Exit, troisième pièce de l’orfèvre pop bricolo-pointilliste Shugo Tokumaru, bénéficiera tôt ou tard d’une distribution digne de ce nom. L’occasion de découvrir l’oeuvre la plus aboutie et enthousiasmante du Japonais à ce jour. Un joyeux bordel au pays de Candy.


Le mirifique L.S.T. — une traduction possible : « Listeners in the Sky with Tokumaru » — et sa comptine débraillée et enchanteresse “Mist” avaient frappé quelques esprits chanceux il y a deux ans. Ce dernier privilégiait les atmosphères et les digressions sans queue ni tête. Avec deux queues ou deux têtes, au moins, pour dire vrai. Sur Exit, le multi-instrumentiste japonais ne fait pas fi du passé et en profite pour décocher quelques minuscules flèches « couplet-refrain » qui atteignent souvent leur but. En plein coeur — le scientifique poéticide préfèrera parler d’un dialogue entre cerveaux reptilien, émotionnel et logique qui aboutit à l’émission massive de neurotransmetteurs.

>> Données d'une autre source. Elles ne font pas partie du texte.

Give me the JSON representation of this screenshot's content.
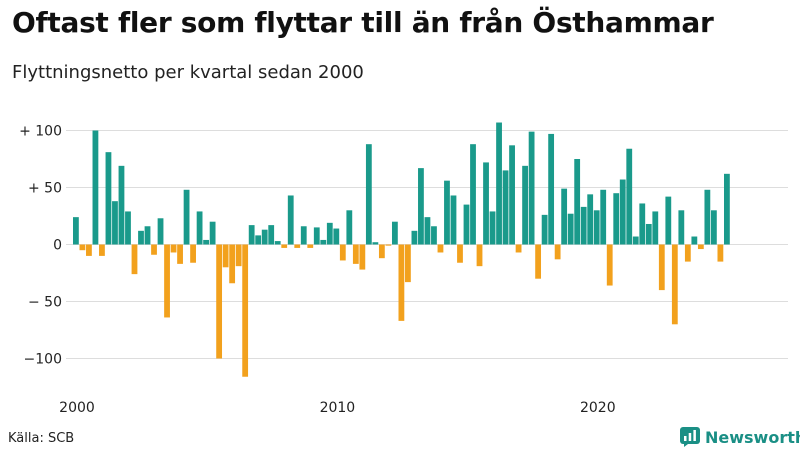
{
  "header": {
    "title": "Oftast fler som flyttar till än från Östhammar",
    "subtitle": "Flyttningsnetto per kvartal sedan 2000"
  },
  "footer": {
    "source": "Källa: SCB",
    "brand": "Newsworthy"
  },
  "colors": {
    "positive": "#1a9a8b",
    "negative": "#f2a11d",
    "grid": "#dddddd",
    "brand": "#1a8f85"
  },
  "chart_data": {
    "type": "bar",
    "title": "Oftast fler som flyttar till än från Östhammar",
    "subtitle": "Flyttningsnetto per kvartal sedan 2000",
    "xlabel": "",
    "ylabel": "",
    "ylim": [
      -115,
      110
    ],
    "grid": true,
    "legend": "none",
    "y_ticks": [
      {
        "value": 100,
        "label": "+ 100"
      },
      {
        "value": 50,
        "label": "+  50"
      },
      {
        "value": 0,
        "label": "0"
      },
      {
        "value": -50,
        "label": "− 50"
      },
      {
        "value": -100,
        "label": "−100"
      }
    ],
    "x_ticks": [
      {
        "value": 2000,
        "label": "2000"
      },
      {
        "value": 2010,
        "label": "2010"
      },
      {
        "value": 2020,
        "label": "2020"
      }
    ],
    "x_start": 2000,
    "periods_per_year": 4,
    "values": [
      24,
      -5,
      -10,
      100,
      -10,
      81,
      38,
      69,
      29,
      -26,
      12,
      16,
      -9,
      23,
      -64,
      -7,
      -17,
      48,
      -16,
      29,
      4,
      20,
      -100,
      -20,
      -34,
      -19,
      -116,
      17,
      8,
      13,
      17,
      3,
      -3,
      43,
      -3,
      16,
      -3,
      15,
      4,
      19,
      14,
      -14,
      30,
      -17,
      -22,
      88,
      2,
      -12,
      -1,
      20,
      -67,
      -33,
      12,
      67,
      24,
      16,
      -7,
      56,
      43,
      -16,
      35,
      88,
      -19,
      72,
      29,
      107,
      65,
      87,
      -7,
      69,
      99,
      -30,
      26,
      97,
      -13,
      49,
      27,
      75,
      33,
      44,
      30,
      48,
      -36,
      45,
      57,
      84,
      7,
      36,
      18,
      29,
      -40,
      42,
      -70,
      30,
      -15,
      7,
      -4,
      48,
      30,
      -15,
      62
    ]
  }
}
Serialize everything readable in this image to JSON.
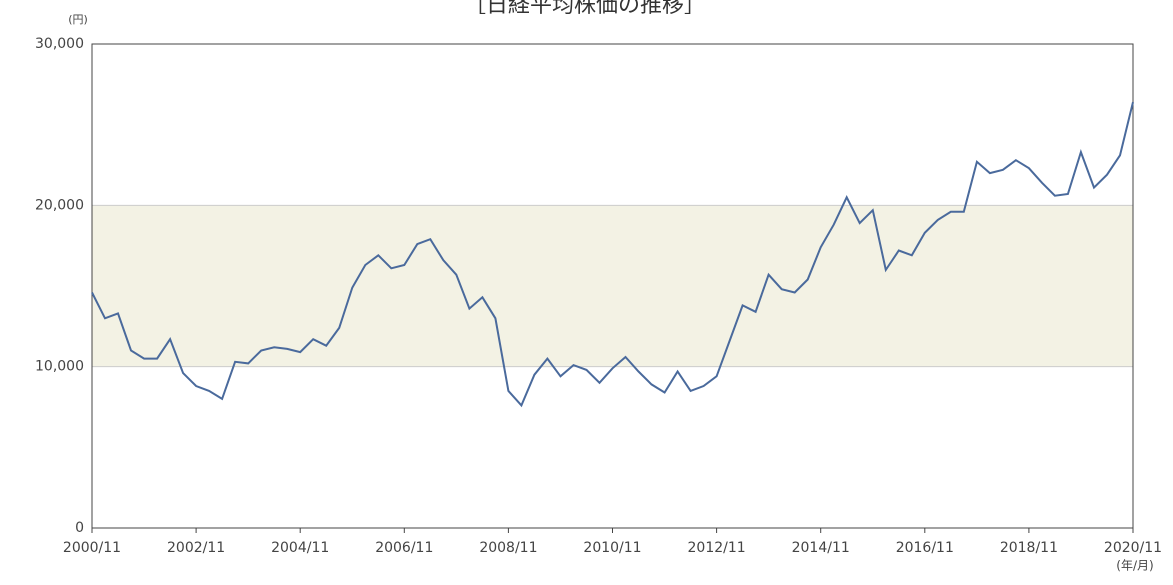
{
  "chart_data": {
    "type": "line",
    "title": "［日経平均株価の推移］",
    "y_unit": "(円)",
    "x_unit": "(年/月)",
    "x": [
      "2000/11",
      "2001/02",
      "2001/05",
      "2001/08",
      "2001/11",
      "2002/02",
      "2002/05",
      "2002/08",
      "2002/11",
      "2003/02",
      "2003/05",
      "2003/08",
      "2003/11",
      "2004/02",
      "2004/05",
      "2004/08",
      "2004/11",
      "2005/02",
      "2005/05",
      "2005/08",
      "2005/11",
      "2006/02",
      "2006/05",
      "2006/08",
      "2006/11",
      "2007/02",
      "2007/05",
      "2007/08",
      "2007/11",
      "2008/02",
      "2008/05",
      "2008/08",
      "2008/11",
      "2009/02",
      "2009/05",
      "2009/08",
      "2009/11",
      "2010/02",
      "2010/05",
      "2010/08",
      "2010/11",
      "2011/02",
      "2011/05",
      "2011/08",
      "2011/11",
      "2012/02",
      "2012/05",
      "2012/08",
      "2012/11",
      "2013/02",
      "2013/05",
      "2013/08",
      "2013/11",
      "2014/02",
      "2014/05",
      "2014/08",
      "2014/11",
      "2015/02",
      "2015/05",
      "2015/08",
      "2015/11",
      "2016/02",
      "2016/05",
      "2016/08",
      "2016/11",
      "2017/02",
      "2017/05",
      "2017/08",
      "2017/11",
      "2018/02",
      "2018/05",
      "2018/08",
      "2018/11",
      "2019/02",
      "2019/05",
      "2019/08",
      "2019/11",
      "2020/02",
      "2020/05",
      "2020/08",
      "2020/11"
    ],
    "series": [
      {
        "color": "#4a6a9c",
        "values": [
          14600,
          13000,
          13300,
          11000,
          10500,
          10500,
          11700,
          9600,
          8800,
          8500,
          8000,
          10300,
          10200,
          11000,
          11200,
          11100,
          10900,
          11700,
          11300,
          12400,
          14900,
          16300,
          16900,
          16100,
          16300,
          17600,
          17900,
          16600,
          15700,
          13600,
          14300,
          13000,
          8500,
          7600,
          9500,
          10500,
          9400,
          10100,
          9800,
          9000,
          9900,
          10600,
          9700,
          8900,
          8400,
          9700,
          8500,
          8800,
          9400,
          11600,
          13800,
          13400,
          15700,
          14800,
          14600,
          15400,
          17400,
          18800,
          20500,
          18900,
          19700,
          16000,
          17200,
          16900,
          18300,
          19100,
          19600,
          19600,
          22700,
          22000,
          22200,
          22800,
          22300,
          21400,
          20600,
          20700,
          23300,
          21100,
          21900,
          23100,
          26400
        ]
      }
    ],
    "xlim": [
      "2000/11",
      "2020/11"
    ],
    "xticks": [
      "2000/11",
      "2002/11",
      "2004/11",
      "2006/11",
      "2008/11",
      "2010/11",
      "2012/11",
      "2014/11",
      "2016/11",
      "2018/11",
      "2020/11"
    ],
    "ylim": [
      0,
      30000
    ],
    "yticks": [
      0,
      {
        "value": 10000,
        "label": "10,000"
      },
      {
        "value": 20000,
        "label": "20,000"
      },
      {
        "value": 30000,
        "label": "30,000"
      }
    ],
    "band": [
      10000,
      20000
    ],
    "band_color": "#f3f2e4",
    "grid": true
  }
}
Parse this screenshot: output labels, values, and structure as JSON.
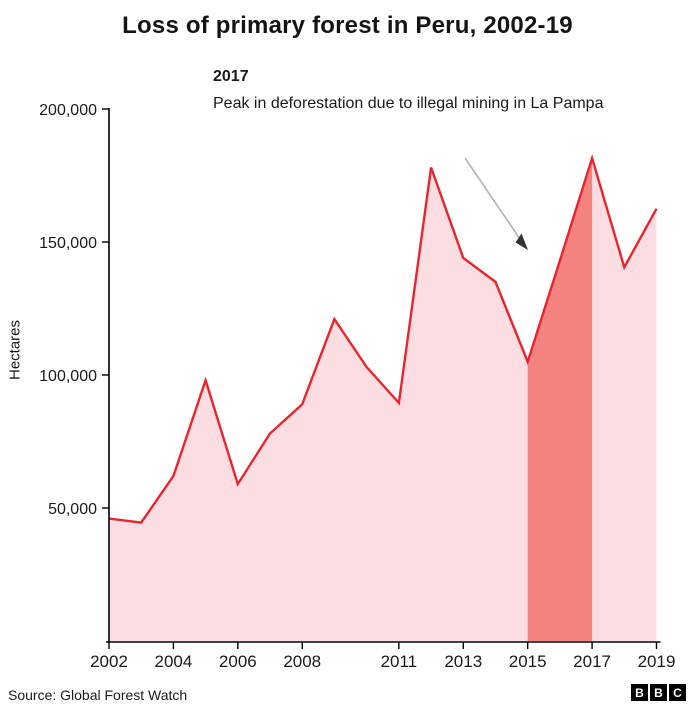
{
  "chart_data": {
    "type": "area",
    "title": "Loss of primary forest in Peru, 2002-19",
    "xlabel": "",
    "ylabel": "Hectares",
    "x": [
      2002,
      2003,
      2004,
      2005,
      2006,
      2007,
      2008,
      2009,
      2010,
      2011,
      2012,
      2013,
      2014,
      2015,
      2016,
      2017,
      2018,
      2019
    ],
    "values": [
      46000,
      44500,
      62000,
      98000,
      59000,
      78000,
      89000,
      121000,
      103000,
      89500,
      178000,
      144000,
      135000,
      105000,
      143000,
      181500,
      140500,
      162500
    ],
    "xlim": [
      2002,
      2019
    ],
    "ylim": [
      0,
      200000
    ],
    "grid": false,
    "legend": "none",
    "x_ticks": [
      {
        "value": 2002,
        "label": "2002"
      },
      {
        "value": 2004,
        "label": "2004"
      },
      {
        "value": 2006,
        "label": "2006"
      },
      {
        "value": 2008,
        "label": "2008"
      },
      {
        "value": 2011,
        "label": "2011"
      },
      {
        "value": 2013,
        "label": "2013"
      },
      {
        "value": 2015,
        "label": "2015"
      },
      {
        "value": 2017,
        "label": "2017"
      },
      {
        "value": 2019,
        "label": "2019"
      }
    ],
    "y_ticks": [
      {
        "value": 200000,
        "label": "200,000"
      },
      {
        "value": 150000,
        "label": "150,000"
      },
      {
        "value": 100000,
        "label": "100,000"
      },
      {
        "value": 50000,
        "label": "50,000"
      }
    ],
    "highlight_range": [
      2015,
      2017
    ],
    "annotation": {
      "heading": "2017",
      "text": "Peak in deforestation due to illegal mining in La Pampa"
    },
    "colors": {
      "line": "#e8252d",
      "area_fill": "#fcdde1",
      "highlight_fill": "#f4827f",
      "axis": "#000000",
      "arrow_line": "#b3b3b3",
      "arrow_head": "#333333",
      "text": "#1a1a1a"
    }
  },
  "footer": {
    "source": "Source: Global Forest Watch",
    "logo_letters": [
      "B",
      "B",
      "C"
    ]
  }
}
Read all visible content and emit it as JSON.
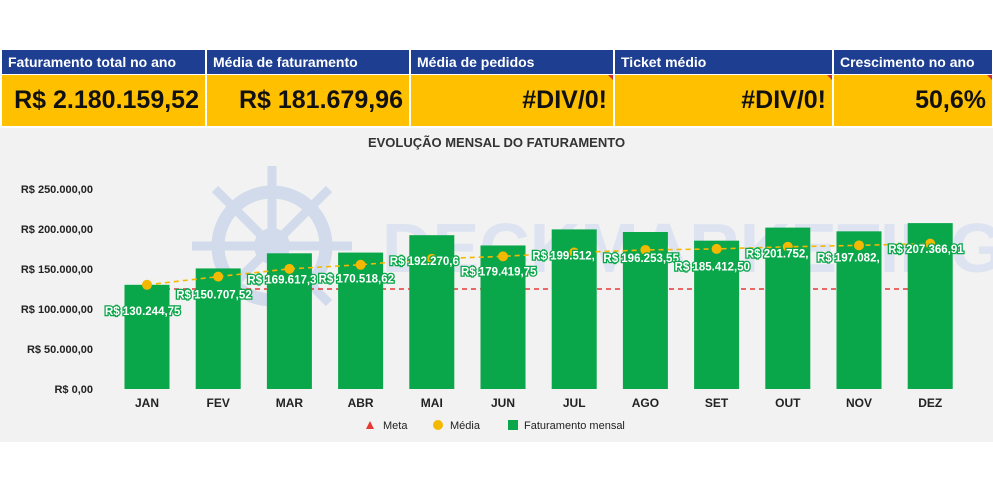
{
  "kpis": [
    {
      "label": "Faturamento total no ano",
      "value": "R$ 2.180.159,52",
      "marker": false
    },
    {
      "label": "Média de faturamento",
      "value": "R$ 181.679,96",
      "marker": false
    },
    {
      "label": "Média de pedidos",
      "value": "#DIV/0!",
      "marker": true
    },
    {
      "label": "Ticket médio",
      "value": "#DIV/0!",
      "marker": true
    },
    {
      "label": "Crescimento no ano",
      "value": "50,6%",
      "marker": true
    }
  ],
  "watermark": "DECKMARKETING",
  "colors": {
    "bar": "#0aa64a",
    "meta": "#e53935",
    "media": "#f5b800",
    "header": "#1e3f91",
    "value_bg": "#ffc000"
  },
  "chart_data": {
    "type": "bar",
    "title": "EVOLUÇÃO MENSAL DO FATURAMENTO",
    "categories": [
      "JAN",
      "FEV",
      "MAR",
      "ABR",
      "MAI",
      "JUN",
      "JUL",
      "AGO",
      "SET",
      "OUT",
      "NOV",
      "DEZ"
    ],
    "series": [
      {
        "name": "Faturamento mensal",
        "type": "bar",
        "values": [
          130244.75,
          150707.52,
          169617.3,
          170518.62,
          192270.6,
          179419.75,
          199512.5,
          196253.55,
          185412.5,
          201752.5,
          197082.5,
          207366.91
        ],
        "labels": [
          "R$ 130.244,75",
          "R$ 150.707,52",
          "R$ 169.617,3",
          "R$ 170.518,62",
          "R$ 192.270,6",
          "R$ 179.419,75",
          "R$ 199.512,",
          "R$ 196.253,55",
          "R$ 185.412,50",
          "R$ 201.752,",
          "R$ 197.082,",
          "R$ 207.366,91"
        ]
      },
      {
        "name": "Média",
        "type": "line",
        "values": [
          130244.75,
          140476.14,
          150189.86,
          155272.05,
          162671.6,
          165796.29,
          170612.89,
          173817.97,
          175106.26,
          177770.89,
          179526.58,
          181679.96
        ]
      },
      {
        "name": "Meta",
        "type": "line",
        "values": [
          125000,
          125000,
          125000,
          125000,
          125000,
          125000,
          125000,
          125000,
          125000,
          125000,
          125000,
          125000
        ]
      }
    ],
    "ylim": [
      0,
      250000
    ],
    "yticks": [
      {
        "value": 0,
        "label": "R$ 0,00"
      },
      {
        "value": 50000,
        "label": "R$ 50.000,00"
      },
      {
        "value": 100000,
        "label": "R$ 100.000,00"
      },
      {
        "value": 150000,
        "label": "R$ 150.000,00"
      },
      {
        "value": 200000,
        "label": "R$ 200.000,00"
      },
      {
        "value": 250000,
        "label": "R$ 250.000,00"
      }
    ],
    "legend": [
      "Meta",
      "Média",
      "Faturamento mensal"
    ],
    "legend_position": "bottom"
  }
}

Le diapré “Parachute”, à la rythmique « sommier incertain », annonce d’emblée la couleur. Tokumaru y semble désireux d’en découdre et d’imposer ses « bri-collages » sonores à l’auditeur. Soit dit en passant, le yokozuna Musashimaru peut commencer à trembler. Il s’en dégage une simplicité et une légèreté déconcertantes malgré une recherche sur les textures manifeste — utilisation d’instruments jouets, bruits étranges, etc. Arrive ensuite “Green Rain”, micro-tube en puissance qui pourrait provoquer chez certains un feu d’artifice crânien de type « Principe du plaisir » de Magritte. Structure pop classique, mécanique doublement implacable et refrain imparable. On imagine soudain « l’Enfer » de Bosch s’animer. Et chose inattendue, l’engeance de fraterniser et de se mettre à danser. Une sorte de pendant jovial au non moins détonant “Bullets” de Tunng.
L’intensité ne décroît pas avec “Clocca”, structurellement plus original. Le musicien japonais revient à ses menues digressions chéries. Le titre repose sur plusieurs phrases musicales qui défilent l’une après l’autre puis viennent petit à petit s’entremêler. Sur la fin, l’inter-pénétration devient irrésistiblement morveuse. Ça colle littéralement aux oreilles. “Future Umbrella”, instrumental enfantin, nous conduit allégrement au Tokumaru version Beatles de “Button”. Chanson immédiate dont le refrain outrageusement pop pourra au premier abord apparaître un tantinet lénifiant. Mais au fur et à mesure qu’elle avance, elle développe ses motifs, déploie de petites ailes insoupçonnées et finit par emporter l’adhésion. Les légères variations sur les couplets confèrent une nouvelle dimension à son refrain « fraise Tagada ». La jeunesse de France en redemande !
Un peu plus loin, “Sanganichi”, ballade à l’atmosphère bucolique, prône l’immobilisme formel et invite à une espèce de déjeuner sur l’herbe bienvenu. Comme une respiration nécessaire après une première partie de disque haletante et avant le cyclothymique “D.P.O.”. A peine sur le coin de verdure, hors de son milieu, l’« Otaku Dépressif Pathologique » (une traduction possible) trépigne puis se calme quelques secondes avant de repartir de plus belle. On découvre ici un Tokumaru sans pitié pour ses créatures. Le plus serein “Hidamari” tisse patiemment sa toile quatre minutes durant. Le tunnel central, empli d’éther, crée un contraste intéressant qui rend le thème principal un peu plus entêtant.
L’ample et onirique “La La Radio” constituera sans doute pour beaucoup le climax de cet Exit petit à petit addictif. Un début apaisé puis, au bout de trois minutes, une montée en puissance progressive avant un finale dépaysant de toute beauté, l’apothéose d’une véritable symphonie de poche. On pressent que, les schèmes de reconnaissance totalement en place — le fameux devenir-réactif des forces actives -, elle et “Green Rain” auront encore quelque chose à nous dire. L’instrumental country “Wedding” clôt l’album de façon idoine. L’allégresse est toujours présente mais la nostalgie commence déjà à nous bercer d’illusions rétrospectives.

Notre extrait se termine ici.